Quali sono le principali novità introdotte dal Decreto Legislativo 32/1998 nel sistema di distribuzione dei carburanti e come cambia il regime autorizzativo?

Spiegato da FiscoAI
Il Decreto Legislativo 32/1998 ha radicalmente trasformato il sistema di distribuzione dei carburanti in Italia, passando da un regime di concessione amministrativa a un sistema di autorizzazione liberalizzato. L'installazione e l'esercizio di impianti di distribuzione sono ora attività liberamente esercitabili previa autorizzazione comunale, eliminando il precedente regime concessorio del 1970. L'autorizzazione è subordinata esclusivamente alla verifica della conformità al piano regolatore, alle prescrizioni fiscali, di sicurezza sanitaria, ambientale, stradale e alla tutela dei beni storici-artistici.
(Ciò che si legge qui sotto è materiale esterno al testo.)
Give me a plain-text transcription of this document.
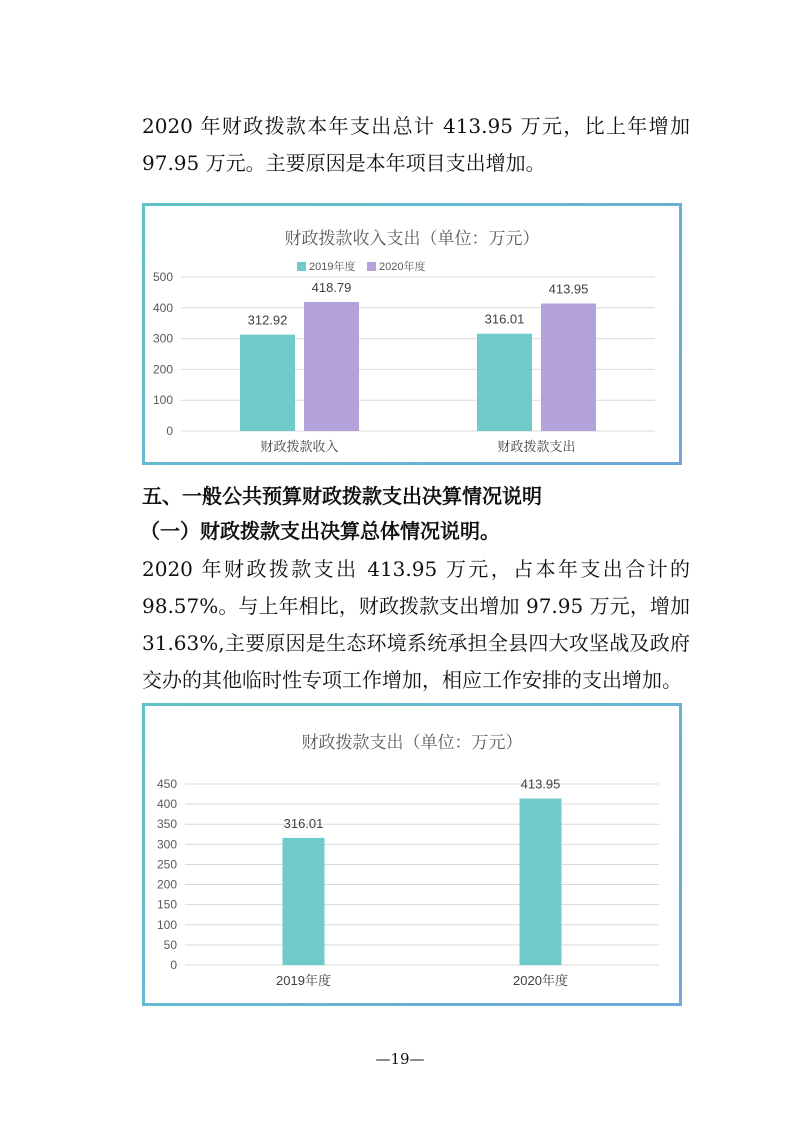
2020 年财政拨款本年支出总计 413.95 万元，比上年增加 97.95 万元。主要原因是本年项目支出增加。

财政拨款收入支出（单位：万元）
0
100
200
300
400
500
2019年度 2020年度
312.92	316.01
418.79	413.95
财政拨款收入	财政拨款支出

五、一般公共预算财政拨款支出决算情况说明

（一）财政拨款支出决算总体情况说明。

2020 年财政拨款支出 413.95 万元，占本年支出合计的 98.57%。与上年相比，财政拨款支出增加 97.95 万元，增加 31.63%,主要原因是生态环境系统承担全县四大攻坚战及政府交办的其他临时性专项工作增加，相应工作安排的支出增加。

财政拨款支出（单位：万元）
0
50
100
150
200
250
300
350
400
450
316.01
413.95
2019年度	2020年度
—19—
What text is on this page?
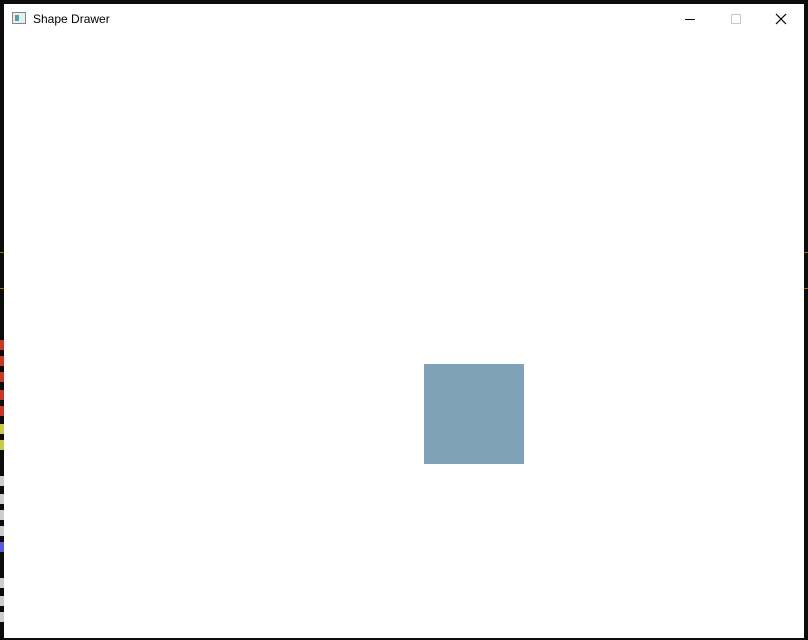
Shape Drawer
La normativa introduce un sistema di autocertificazione da parte del richiedente, supportato da perizia giurata di un tecnico competente, con un meccanismo di silenzio-assenso: trascorsi 90 giorni dal ricevimento della domanda, se il comune non comunica il diniego, l'autorizzazione si considera accolta. Le concessioni precedenti sono automaticamente convertite in autorizzazioni, permettendo ai titolari di proseguire l'attività con semplice comunicazione agli enti competenti.

Per quanto riguarda la gestione operativa, il titolare dell'autorizzazione può affidare la gestione a terzi mediante contratti di durata non inferiore a sei anni, con cessione gratuita di tutte le attrezzature. Questi contratti devono conformarsi agli accordi interprofessionali stipulati tra le associazioni di categoria più rappresentative, depositati presso il Ministero dell'industria, del commercio e dell'artigianato.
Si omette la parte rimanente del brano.